While reports his anger was such that he had taken to sweeping desktop printers on to the floor and hurling pens, staplers and even his Nokia mobile phone at aides were denied by Number 10, last Sunday, just three days before Budget Day, he was sufficiently unhappy to be telephoning intimates and demanding "what's going on?"
One Cabinet minister on Saturday professed himself "entirely happy" to fight the Tories on a tax-and-spend dividing line.
"If you listen to the sort of things [David] Cameron is saying now," he said, "he sounds like an ardent Thatcherite. If he is suggesting cutting public spending now, in the depths of a recession, we think that would make the recession worse and we think the public would agree with that."
However, another senior ministerial source said he was "profoundly depressed."
He added: "I've just come back from holiday and all I read about is unpleasant emails, MPs' expenses and a new code of conduct for special advisers. Then we get all these terrible headlines over the Budget."
Asked about the future he would only say: "We'll have to wait and see what the economy does," and he refused to be drawn into questions about Mr Brown's leadership.
Can there ever have been a more nakedly political tax increase than Mr Brown's 50p levy? The amount of money the imposition will bring in - £1.13 billion in its first year of operation rising to £2.4 billion a year by 2011-12 - is negligible given the astronomical debt the government is running up.
Astonishingly, as this newspaper reveals today, the Treasury itself has estimated that 69 per cent of those liable to pay the tax will find some way of avoiding it.
Strategically, government insiders admit, the tax rise was brought in for two main reasons: to ensure headlines the day after Wednesday's Budget did not exclusively concentrate on the eye-watering debt levels, and to wrong-foot the Tories.
Mr Brown and his ministers concluded that if the Conservatives vowed to scrap the 50p increase if they won the general election they could be painted as the party of the privileged, while if they kept it this would alienate the Tory grass roots.
Either way, Mr Darling fired the starting gun for what is expected to be a gruelling 12-month election campaign.
One veteran Labour MP was greatly encouraged when he saw Mr Cameron, in his dispatch box response to Mr Darling, make imaginary inverted commas with his fingers when he pronounced the words "the rich."
"The inference is clear," the MP said. "Cameron thinks people on £150,000 a year are not rich.
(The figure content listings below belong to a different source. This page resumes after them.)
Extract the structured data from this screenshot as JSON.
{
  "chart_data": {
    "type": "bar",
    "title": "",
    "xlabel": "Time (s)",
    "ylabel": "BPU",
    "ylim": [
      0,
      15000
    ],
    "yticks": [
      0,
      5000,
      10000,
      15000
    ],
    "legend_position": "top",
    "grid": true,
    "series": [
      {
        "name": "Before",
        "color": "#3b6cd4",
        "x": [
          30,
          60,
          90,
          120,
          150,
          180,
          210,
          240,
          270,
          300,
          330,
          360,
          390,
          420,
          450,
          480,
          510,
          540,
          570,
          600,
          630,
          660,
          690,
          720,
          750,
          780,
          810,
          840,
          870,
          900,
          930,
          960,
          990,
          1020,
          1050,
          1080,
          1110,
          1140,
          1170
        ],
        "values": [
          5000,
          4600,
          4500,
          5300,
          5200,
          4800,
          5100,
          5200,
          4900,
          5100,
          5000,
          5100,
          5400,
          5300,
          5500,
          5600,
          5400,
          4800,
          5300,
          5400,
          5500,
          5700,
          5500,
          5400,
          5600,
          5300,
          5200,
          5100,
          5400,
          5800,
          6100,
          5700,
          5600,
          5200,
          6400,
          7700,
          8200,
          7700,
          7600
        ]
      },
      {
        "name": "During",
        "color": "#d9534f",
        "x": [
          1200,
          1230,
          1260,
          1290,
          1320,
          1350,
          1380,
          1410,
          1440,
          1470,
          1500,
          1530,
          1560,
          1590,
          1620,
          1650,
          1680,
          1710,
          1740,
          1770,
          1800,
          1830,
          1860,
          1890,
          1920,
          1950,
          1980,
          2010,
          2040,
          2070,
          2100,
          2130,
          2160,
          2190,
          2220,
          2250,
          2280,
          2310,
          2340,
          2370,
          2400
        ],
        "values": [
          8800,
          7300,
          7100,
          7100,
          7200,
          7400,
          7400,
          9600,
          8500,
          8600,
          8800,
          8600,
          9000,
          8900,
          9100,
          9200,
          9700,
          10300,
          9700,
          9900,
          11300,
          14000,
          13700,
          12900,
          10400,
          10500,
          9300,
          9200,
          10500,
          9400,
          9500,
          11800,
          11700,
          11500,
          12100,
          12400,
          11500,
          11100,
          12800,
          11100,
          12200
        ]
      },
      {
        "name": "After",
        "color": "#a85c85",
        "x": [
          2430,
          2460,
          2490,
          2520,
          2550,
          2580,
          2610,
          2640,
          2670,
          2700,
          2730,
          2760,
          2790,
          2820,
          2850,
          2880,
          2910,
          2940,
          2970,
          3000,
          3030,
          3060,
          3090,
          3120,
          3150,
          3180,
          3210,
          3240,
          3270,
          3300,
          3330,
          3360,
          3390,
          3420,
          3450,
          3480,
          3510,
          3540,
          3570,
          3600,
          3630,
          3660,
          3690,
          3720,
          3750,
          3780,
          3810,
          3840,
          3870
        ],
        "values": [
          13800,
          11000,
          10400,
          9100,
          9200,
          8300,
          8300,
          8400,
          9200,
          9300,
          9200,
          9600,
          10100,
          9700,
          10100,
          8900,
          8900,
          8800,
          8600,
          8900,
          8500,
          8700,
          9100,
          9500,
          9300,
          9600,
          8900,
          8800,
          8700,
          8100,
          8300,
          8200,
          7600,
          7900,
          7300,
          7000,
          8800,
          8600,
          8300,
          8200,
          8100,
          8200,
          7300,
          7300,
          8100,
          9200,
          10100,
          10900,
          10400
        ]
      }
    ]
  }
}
I'm amazed that you lot [the media] didn't pick that up."
That aside, however, the Conservatives have shown no sign of playing Labour's game.
The party's official line is that it is "not a priority" to reverse the increase, although Mr Cameron used a radio interview on Friday to signal that the 50p rise would be on a "list" of taxes a government led by him would seek to scrap.
Leading Tory right-wingers, moreover, have called on ministers to reverse the increase but have studiously avoided putting any pressure on their own leadership to pledge the same.
John Redwood, the former Cabinet minister and chair of the party's economic competitiveness commission, said: "David and George [Osborne, the shadow chancellor] are obviously right to say that higher taxes are not the right way to go but that we have no wish to have a row over it or be drawn into this silly stunt."
The "silly stunt" may still prove to be one of the classic dividing lines of modern British politics.
One Cabinet minister said this weekend: "If you asked me, can we win the general election," one said yesterday, "my answer would be 'absolutely'".
While his stomach for the fight cannot be faulted his hope may be misplaced, with the Tory lead in the polls currently running at 17 or 18 per cent.
Under Mr Blair Labour fought and won three successive general elections on a platform of not raising income tax. Under Mr Brown they are gambling on winning a fourth by taking precisely the opposite tack.
These might well be, as the Prime Minister tell us, "exceptional times", but the odds are not in Labour's favour.